Now, some open source software also will handle the Nikon NEF format, but it is the case were there's some reverse engineering going on. Having said that, it's not so hard and it's generally been done. Bear in mind that they'll get access to a lot of images over time and Nikon is going to be pretty common. Anyways, one of the best options here is Raw Therapee which offers a host of features (and I would suggest the beta over the old, but stable version).
As for myself, I use Photoshop CS5 in general, but I've also used Raw Therapee on machines for which I don't have Photoshop installed. If you're willing to spend some money, however, I would recommend Adobe Lightroom 3 as your best choice as it's very powerful while being very friendly to the newcomer.
Originally by user472. Source · Licensed CC BY-SA 4.0
user472
15y ago
0
Generated from our catalog & community — verify before relying on it.

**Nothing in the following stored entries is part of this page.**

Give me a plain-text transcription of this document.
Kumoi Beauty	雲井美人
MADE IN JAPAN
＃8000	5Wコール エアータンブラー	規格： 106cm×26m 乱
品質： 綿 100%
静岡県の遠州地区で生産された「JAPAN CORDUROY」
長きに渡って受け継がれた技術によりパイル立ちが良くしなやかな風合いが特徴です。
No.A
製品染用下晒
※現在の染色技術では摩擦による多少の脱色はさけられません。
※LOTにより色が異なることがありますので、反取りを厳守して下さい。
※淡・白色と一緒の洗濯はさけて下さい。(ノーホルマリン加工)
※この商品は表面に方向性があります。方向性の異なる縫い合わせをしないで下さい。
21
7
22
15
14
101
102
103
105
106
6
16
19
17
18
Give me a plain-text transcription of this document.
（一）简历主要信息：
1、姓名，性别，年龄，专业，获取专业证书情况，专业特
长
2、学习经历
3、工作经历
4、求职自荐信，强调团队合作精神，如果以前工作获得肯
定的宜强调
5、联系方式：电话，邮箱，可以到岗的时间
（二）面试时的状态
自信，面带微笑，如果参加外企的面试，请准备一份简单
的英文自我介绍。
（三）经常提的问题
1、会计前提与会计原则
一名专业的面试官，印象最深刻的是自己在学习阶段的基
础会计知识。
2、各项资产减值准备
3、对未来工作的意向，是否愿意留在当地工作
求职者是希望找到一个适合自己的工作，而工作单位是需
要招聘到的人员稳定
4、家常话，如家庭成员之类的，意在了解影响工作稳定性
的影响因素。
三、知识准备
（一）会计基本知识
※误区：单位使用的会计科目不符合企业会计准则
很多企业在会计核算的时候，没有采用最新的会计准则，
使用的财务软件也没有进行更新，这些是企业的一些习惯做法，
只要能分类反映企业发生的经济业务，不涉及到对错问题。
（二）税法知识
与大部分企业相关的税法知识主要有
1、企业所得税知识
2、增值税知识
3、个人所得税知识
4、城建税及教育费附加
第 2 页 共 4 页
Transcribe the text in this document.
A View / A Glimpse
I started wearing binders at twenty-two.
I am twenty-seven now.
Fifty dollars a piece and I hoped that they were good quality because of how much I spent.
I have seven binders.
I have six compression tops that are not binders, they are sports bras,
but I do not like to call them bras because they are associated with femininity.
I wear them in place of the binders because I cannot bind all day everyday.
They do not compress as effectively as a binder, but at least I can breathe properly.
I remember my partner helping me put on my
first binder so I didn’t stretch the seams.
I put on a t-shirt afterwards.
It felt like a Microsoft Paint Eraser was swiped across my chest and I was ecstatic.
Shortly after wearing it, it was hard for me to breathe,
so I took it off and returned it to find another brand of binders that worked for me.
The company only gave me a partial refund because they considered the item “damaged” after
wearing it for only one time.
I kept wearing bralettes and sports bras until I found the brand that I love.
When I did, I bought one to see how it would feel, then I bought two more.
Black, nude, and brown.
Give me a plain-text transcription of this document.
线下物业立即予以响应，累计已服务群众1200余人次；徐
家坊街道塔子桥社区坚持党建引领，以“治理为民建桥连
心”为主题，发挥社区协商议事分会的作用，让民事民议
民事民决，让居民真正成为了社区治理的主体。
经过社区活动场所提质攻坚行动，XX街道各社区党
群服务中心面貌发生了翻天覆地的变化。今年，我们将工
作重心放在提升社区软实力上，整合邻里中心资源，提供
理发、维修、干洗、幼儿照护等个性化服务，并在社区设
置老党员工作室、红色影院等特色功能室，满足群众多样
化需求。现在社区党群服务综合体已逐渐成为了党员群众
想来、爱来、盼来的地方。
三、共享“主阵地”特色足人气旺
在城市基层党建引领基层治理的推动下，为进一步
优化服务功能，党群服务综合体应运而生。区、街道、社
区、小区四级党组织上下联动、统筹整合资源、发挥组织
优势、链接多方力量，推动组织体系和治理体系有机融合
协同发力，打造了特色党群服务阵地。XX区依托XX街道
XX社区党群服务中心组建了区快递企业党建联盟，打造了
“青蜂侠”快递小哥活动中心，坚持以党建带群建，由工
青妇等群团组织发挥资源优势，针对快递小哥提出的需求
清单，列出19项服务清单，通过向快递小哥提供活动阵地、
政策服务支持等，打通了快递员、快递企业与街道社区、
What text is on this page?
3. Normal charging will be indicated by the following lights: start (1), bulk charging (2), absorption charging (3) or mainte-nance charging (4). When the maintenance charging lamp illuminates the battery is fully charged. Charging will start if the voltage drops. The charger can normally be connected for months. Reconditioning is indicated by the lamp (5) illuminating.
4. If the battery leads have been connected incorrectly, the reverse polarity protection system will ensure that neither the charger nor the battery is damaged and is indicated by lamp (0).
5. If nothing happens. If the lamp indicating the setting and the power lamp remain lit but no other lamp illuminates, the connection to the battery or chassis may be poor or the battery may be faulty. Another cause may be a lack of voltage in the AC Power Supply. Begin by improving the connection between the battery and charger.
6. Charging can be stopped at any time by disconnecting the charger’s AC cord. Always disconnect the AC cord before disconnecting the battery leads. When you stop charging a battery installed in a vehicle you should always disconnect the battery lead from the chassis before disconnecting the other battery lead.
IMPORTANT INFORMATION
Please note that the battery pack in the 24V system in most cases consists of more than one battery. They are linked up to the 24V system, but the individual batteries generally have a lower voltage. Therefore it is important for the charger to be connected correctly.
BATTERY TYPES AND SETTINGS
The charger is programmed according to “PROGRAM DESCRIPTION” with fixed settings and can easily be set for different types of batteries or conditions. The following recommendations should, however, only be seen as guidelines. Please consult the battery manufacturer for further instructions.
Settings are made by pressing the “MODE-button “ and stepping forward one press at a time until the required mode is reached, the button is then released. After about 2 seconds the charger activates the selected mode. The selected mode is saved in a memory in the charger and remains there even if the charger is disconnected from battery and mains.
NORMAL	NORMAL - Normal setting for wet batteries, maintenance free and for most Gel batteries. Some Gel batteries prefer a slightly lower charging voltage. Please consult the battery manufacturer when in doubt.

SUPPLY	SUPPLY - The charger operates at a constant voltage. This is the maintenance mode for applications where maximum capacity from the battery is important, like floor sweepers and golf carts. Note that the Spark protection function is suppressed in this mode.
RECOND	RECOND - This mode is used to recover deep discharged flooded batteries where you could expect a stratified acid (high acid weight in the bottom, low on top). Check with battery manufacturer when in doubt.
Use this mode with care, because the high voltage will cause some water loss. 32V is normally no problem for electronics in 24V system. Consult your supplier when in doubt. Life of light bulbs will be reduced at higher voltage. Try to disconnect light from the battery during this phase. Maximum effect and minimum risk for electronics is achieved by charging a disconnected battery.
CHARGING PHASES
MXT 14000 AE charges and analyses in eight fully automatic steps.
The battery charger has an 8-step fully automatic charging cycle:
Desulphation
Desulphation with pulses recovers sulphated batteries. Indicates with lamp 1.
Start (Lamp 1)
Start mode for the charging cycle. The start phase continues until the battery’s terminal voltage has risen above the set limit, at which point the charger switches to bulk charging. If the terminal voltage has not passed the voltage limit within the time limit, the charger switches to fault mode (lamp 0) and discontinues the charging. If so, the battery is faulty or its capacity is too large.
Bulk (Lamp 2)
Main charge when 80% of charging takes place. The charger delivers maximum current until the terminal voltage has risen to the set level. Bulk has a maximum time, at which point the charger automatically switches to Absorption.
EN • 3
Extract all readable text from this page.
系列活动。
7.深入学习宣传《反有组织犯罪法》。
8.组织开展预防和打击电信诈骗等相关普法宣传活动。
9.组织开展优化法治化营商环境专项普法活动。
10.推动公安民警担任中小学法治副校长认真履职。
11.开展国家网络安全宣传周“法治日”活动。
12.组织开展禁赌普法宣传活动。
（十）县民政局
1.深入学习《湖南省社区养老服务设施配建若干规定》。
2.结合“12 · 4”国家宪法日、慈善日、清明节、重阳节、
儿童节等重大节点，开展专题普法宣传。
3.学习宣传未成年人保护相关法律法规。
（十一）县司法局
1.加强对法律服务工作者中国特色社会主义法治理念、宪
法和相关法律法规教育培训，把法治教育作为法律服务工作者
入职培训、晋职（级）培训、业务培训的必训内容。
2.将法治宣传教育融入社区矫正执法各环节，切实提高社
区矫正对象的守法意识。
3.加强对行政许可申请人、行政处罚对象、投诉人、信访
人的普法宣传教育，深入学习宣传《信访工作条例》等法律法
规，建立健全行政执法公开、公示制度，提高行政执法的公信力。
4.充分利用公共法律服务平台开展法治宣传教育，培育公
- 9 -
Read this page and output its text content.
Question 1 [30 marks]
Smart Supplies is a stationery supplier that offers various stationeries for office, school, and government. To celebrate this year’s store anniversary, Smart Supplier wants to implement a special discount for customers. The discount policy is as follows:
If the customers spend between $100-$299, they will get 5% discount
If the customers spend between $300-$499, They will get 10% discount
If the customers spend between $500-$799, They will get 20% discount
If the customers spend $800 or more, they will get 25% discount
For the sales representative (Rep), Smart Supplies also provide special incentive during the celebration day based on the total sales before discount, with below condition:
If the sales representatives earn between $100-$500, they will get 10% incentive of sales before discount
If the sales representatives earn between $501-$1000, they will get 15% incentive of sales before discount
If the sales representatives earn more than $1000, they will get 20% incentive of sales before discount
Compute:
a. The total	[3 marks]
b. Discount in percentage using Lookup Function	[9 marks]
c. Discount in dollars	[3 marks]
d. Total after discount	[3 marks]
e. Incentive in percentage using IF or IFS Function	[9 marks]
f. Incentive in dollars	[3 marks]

Yes—Nikon’s own software has historically had the best access to Nikon-specific metadata and in-camera settings stored in NEF files, such as picture controls and some processing choices. Third-party RAW converters can still read NEF files perfectly well, but they may not reproduce Nikon’s in-camera look exactly.
In practice, this usually affects the starting appearance of the image, not whether the file is usable. RAW editors like Lightroom, Photoshop/Adobe Camera Raw, Aperture, DxO Optics Pro, Capture One Pro, and Bibble can all handle NEF files well. They simply apply their own camera profiles and rendering instead of matching Nikon’s interpretation exactly.
So the main difference is color/rendering defaults and how closely the software matches Nikon JPEG output or Nikon’s own RAW interpretation. It does not mean other software is “guessing” badly or unusable.
If you want the closest match to Nikon’s in-camera look, Nikon software is the safest choice. If you want a broader workflow or different tools, major third-party editors are widely used and work fine with NEF.